Les arregents assistants du clergé

Les arregents enseignent également le catéchisme, conduisent les enfants à la messe, chantent pendant les offices et assistent le curé dans l’administration des sacrements. Ils doivent instruire les enfants selon les principaux ministères et devoirs de la religion catholique apostolique et romaine, les conduire à la messe tous les jours ouvriers, leur donner des instructions dont ils auront besoing sur ce sujet et avoir soing qu’ils assistent au service divin les dimanches et jours des fetes.

Comme aussy le regent sera tenu de repondre et chanter tous les dimanches et jours de fetes a la messe vepre processions et benedictions comme aussy aux enterrements et devoirs de mort comme etant un des principaux devoirs du regent. Jean Casterot promet aux consuls de Capbreton qu’il chantera même le jour des fettes et dimanches la messe paroisialle et les vepres, et le samedy la messe de la frérie.

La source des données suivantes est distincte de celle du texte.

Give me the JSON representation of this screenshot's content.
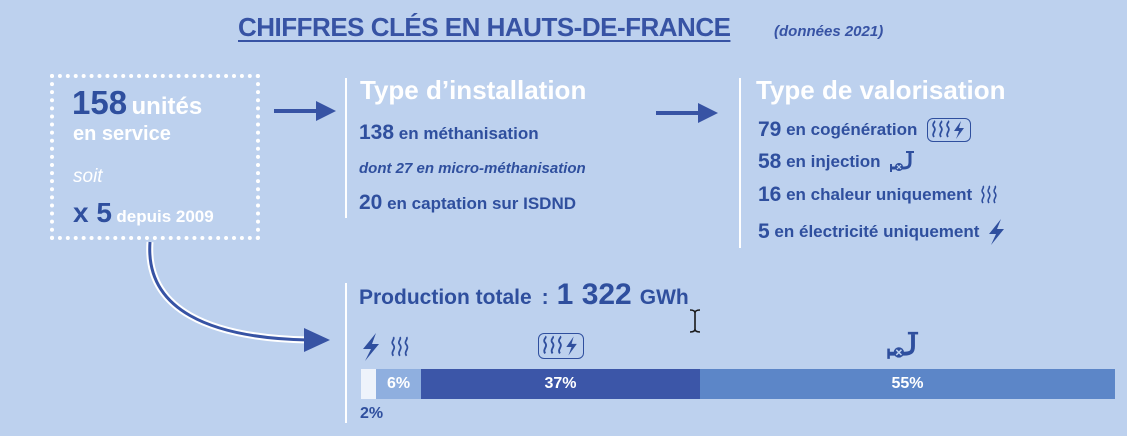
{
  "header": {
    "title": "CHIFFRES CLÉS EN HAUTS-DE-FRANCE",
    "subtitle": "(données 2021)"
  },
  "units": {
    "number": "158",
    "unit_label": "unités",
    "in_service": "en service",
    "soit": "soit",
    "multiplier": "x 5",
    "since": "depuis 2009"
  },
  "installation": {
    "heading": "Type d’installation",
    "items": [
      {
        "value": "138",
        "label": "en méthanisation"
      },
      {
        "value": "",
        "label": "dont 27 en micro-méthanisation"
      },
      {
        "value": "20",
        "label": "en captation sur ISDND"
      }
    ]
  },
  "valorisation": {
    "heading": "Type de valorisation",
    "items": [
      {
        "value": "79",
        "label": "en cogénération",
        "icon": "cogeneration-icon"
      },
      {
        "value": "58",
        "label": "en injection",
        "icon": "gas-pipe-icon"
      },
      {
        "value": "16",
        "label": "en chaleur uniquement",
        "icon": "heat-icon"
      },
      {
        "value": "5",
        "label": "en électricité uniquement",
        "icon": "lightning-icon"
      }
    ]
  },
  "production": {
    "label": "Production totale",
    "colon": ":",
    "value": "1 322",
    "unit": "GWh",
    "segments": [
      {
        "label": "",
        "outside_label": "2%",
        "percent": 2,
        "color": "#eef3fb",
        "icons": [
          "lightning-icon"
        ]
      },
      {
        "label": "6%",
        "percent": 6,
        "color": "#8fafdf",
        "icons": [
          "heat-icon"
        ]
      },
      {
        "label": "37%",
        "percent": 37,
        "color": "#3c56a8",
        "icons": [
          "cogeneration-icon"
        ]
      },
      {
        "label": "55%",
        "percent": 55,
        "color": "#5c86c8",
        "icons": [
          "gas-pipe-icon"
        ]
      }
    ]
  },
  "colors": {
    "background": "#bdd1ee",
    "primary": "#2f4f9e",
    "white": "#ffffff"
  }
}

L’enseignement des arregents en Gascogne

Abraham Brosse - Le maître d'école, v. 1638
Abraham Brosse – Le maître d’école, v. 1638

Les arregents doivent enseigner aux enfants soigneusement à lire, écrire, chiffrer et prier Dieu, bien évidemment avec douceur et sans les maltraiter. Il recevra indistinctement les garçons et les filles et instruira tous les enfants de lun et lautre sexe et recevra tous les enfants de la paroisse qui lui seront envoyés.

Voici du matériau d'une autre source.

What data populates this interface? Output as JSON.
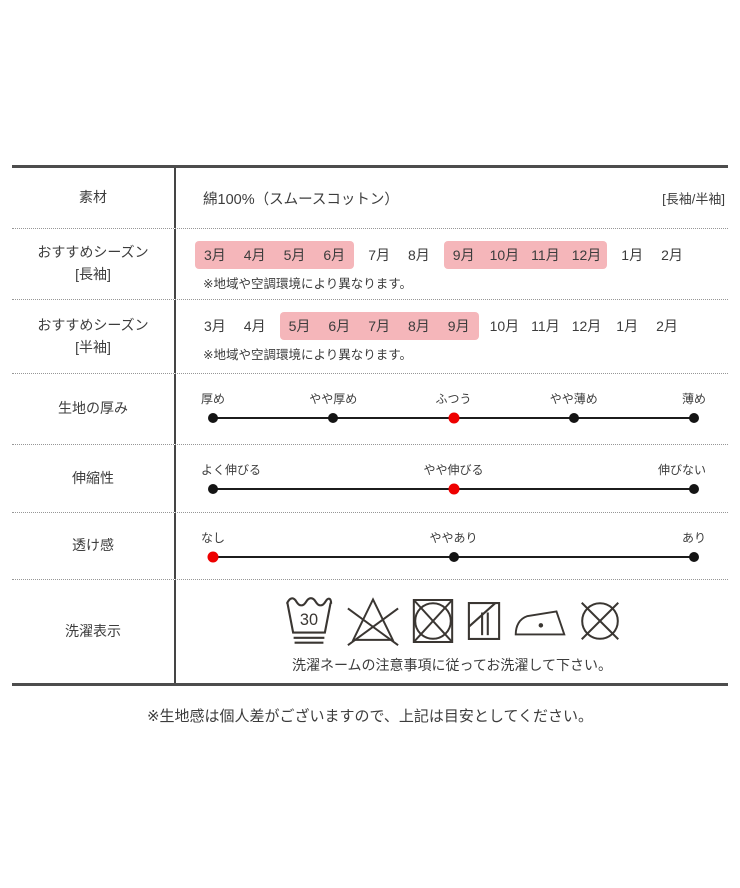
{
  "colors": {
    "highlight_pink": "#f5b6ba",
    "marker_red": "#ee0000",
    "marker_black": "#141414",
    "icon_stroke": "#3a3632"
  },
  "rows": {
    "material": {
      "label": "素材",
      "value": "綿100%（スムースコットン）",
      "sleeve_note": "[長袖/半袖]"
    },
    "season_long": {
      "label_line1": "おすすめシーズン",
      "label_line2": "[長袖]",
      "note": "※地域や空調環境により異なります。",
      "groups": [
        {
          "highlighted": true,
          "months": [
            "3月",
            "4月",
            "5月",
            "6月"
          ]
        },
        {
          "highlighted": false,
          "months": [
            "7月",
            "8月"
          ]
        },
        {
          "highlighted": true,
          "months": [
            "9月",
            "10月",
            "11月",
            "12月"
          ]
        },
        {
          "highlighted": false,
          "months": [
            "1月",
            "2月"
          ]
        }
      ]
    },
    "season_short": {
      "label_line1": "おすすめシーズン",
      "label_line2": "[半袖]",
      "note": "※地域や空調環境により異なります。",
      "groups": [
        {
          "highlighted": false,
          "months": [
            "3月",
            "4月"
          ]
        },
        {
          "highlighted": true,
          "months": [
            "5月",
            "6月",
            "7月",
            "8月",
            "9月"
          ]
        },
        {
          "highlighted": false,
          "months": [
            "10月",
            "11月",
            "12月",
            "1月",
            "2月"
          ]
        }
      ]
    },
    "thickness": {
      "label": "生地の厚み",
      "options": [
        "厚め",
        "やや厚め",
        "ふつう",
        "やや薄め",
        "薄め"
      ],
      "selected_index": 2
    },
    "stretch": {
      "label": "伸縮性",
      "options": [
        "よく伸びる",
        "やや伸びる",
        "伸びない"
      ],
      "selected_index": 1
    },
    "sheerness": {
      "label": "透け感",
      "options": [
        "なし",
        "ややあり",
        "あり"
      ],
      "selected_index": 0
    },
    "laundry": {
      "label": "洗濯表示",
      "icons": [
        "wash-30-very-gentle-icon",
        "do-not-bleach-icon",
        "do-not-tumble-dry-icon",
        "drip-dry-in-shade-icon",
        "iron-low-heat-icon",
        "do-not-dry-clean-icon"
      ],
      "wash_temp": "30",
      "caption": "洗濯ネームの注意事項に従ってお洗濯して下さい。"
    }
  },
  "footnote": "※生地感は個人差がございますので、上記は目安としてください。"
}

Les horaires de classe sont prévus par contrat : Il ne pourra tenir les enfants moins de 3 heures le matin et 3 heures l’après midy chaque jour ouvrier. Le plus souvent, les horaires sont fixés avec précision, scavoir aux longs jours à sept heures du matin jusqu’aux onze heures et l’après-midi une heure jusqu’à cinq heures, et aux jours courts a sept heures et demy du matin jusqu’aux onze heures et demy et l’après-midi a demy heure jusqu’à quatre heures et demy.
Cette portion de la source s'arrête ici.